Anatomy of Anticipation

When I first gave myself to you it wasn’t through desire, or even admiration. Those addictions blossomed independently in days and years to follow. No, the first time you came blazing into my world like a comet, it was simply because you could see it. All those dark-dreamed places where I’d sat, alone and amazed, for as long as I could remember. Places where seas could whisper eons, where twisted black trees bore souls and secrets, where hope was enough to build empires upon. You saw me there, dressed in my stories and songs, and you crossed the divide to join me, and I knew that you belonged. And when we lay breathing, still, side-by-side and calling shooting stars into being, there was no need for words, because we knew.

Years later, I am alone, and everything is a piece of you. The bank of curling cloud that kisses shining seas. The grim ghosts of castles dancing on the cliffs.
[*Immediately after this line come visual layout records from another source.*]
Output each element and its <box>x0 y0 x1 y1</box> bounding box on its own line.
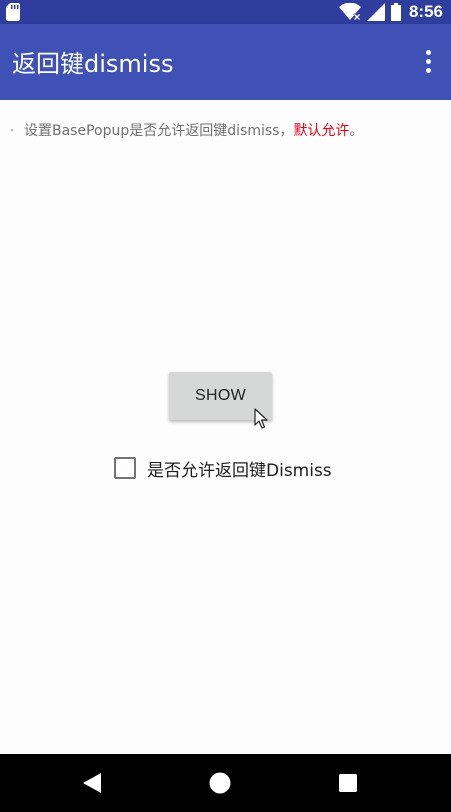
main-content: 设置BasePopup是否允许返回键dismiss，默认允许。 SHOW 是否允… <box>0 100 451 754</box>
back-icon <box>83 773 101 793</box>
description-text: 设置BasePopup是否允许返回键dismiss，默认允许。 <box>24 120 363 140</box>
home-button[interactable] <box>190 754 250 812</box>
description-prefix: 设置BasePopup是否允许返回键dismiss， <box>24 123 294 139</box>
battery-icon <box>390 3 401 21</box>
recents-icon <box>339 774 357 792</box>
overflow-menu-icon[interactable] <box>423 50 433 76</box>
checkbox-box[interactable] <box>114 457 136 479</box>
app-bar: 返回键dismiss <box>0 24 451 100</box>
status-bar: 8:56 <box>0 0 451 24</box>
allow-back-dismiss-checkbox[interactable]: 是否允许返回键Dismiss <box>114 456 332 481</box>
signal-icon <box>366 3 385 21</box>
checkbox-label: 是否允许返回键Dismiss <box>147 460 332 481</box>
recents-button[interactable] <box>318 754 378 812</box>
status-time: 8:56 <box>408 2 443 21</box>
bullet-dot <box>11 129 13 131</box>
wifi-icon <box>338 3 361 21</box>
back-button[interactable] <box>62 754 122 812</box>
sd-card-icon <box>6 3 20 21</box>
home-icon <box>209 772 231 794</box>
navigation-bar <box>0 754 451 812</box>
mouse-cursor-icon <box>254 408 268 429</box>
app-title: 返回键dismiss <box>12 50 174 78</box>
description-suffix: 。 <box>349 123 364 139</box>
description-highlight: 默认允许 <box>293 123 350 139</box>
Orion’s belt gleaming in a smoke-scented sky, and the stark white sheets of the bed we once shared. In this limbo state of disrepair, the raw materials of the wonderland we built remind me of how maybe, just maybe, this was your world all along.

And how can I find words to convince you from here, when I need so much to hear it myself, that at the end of every terraced row is a left-hand path that leads, if you will it, to an ever-tangled wood that smells of black earth and lingering petrichor? And how, if you follow the broadening brook past caves and crumbling bridges, you will find a windswept promontory, where I will be waiting for you?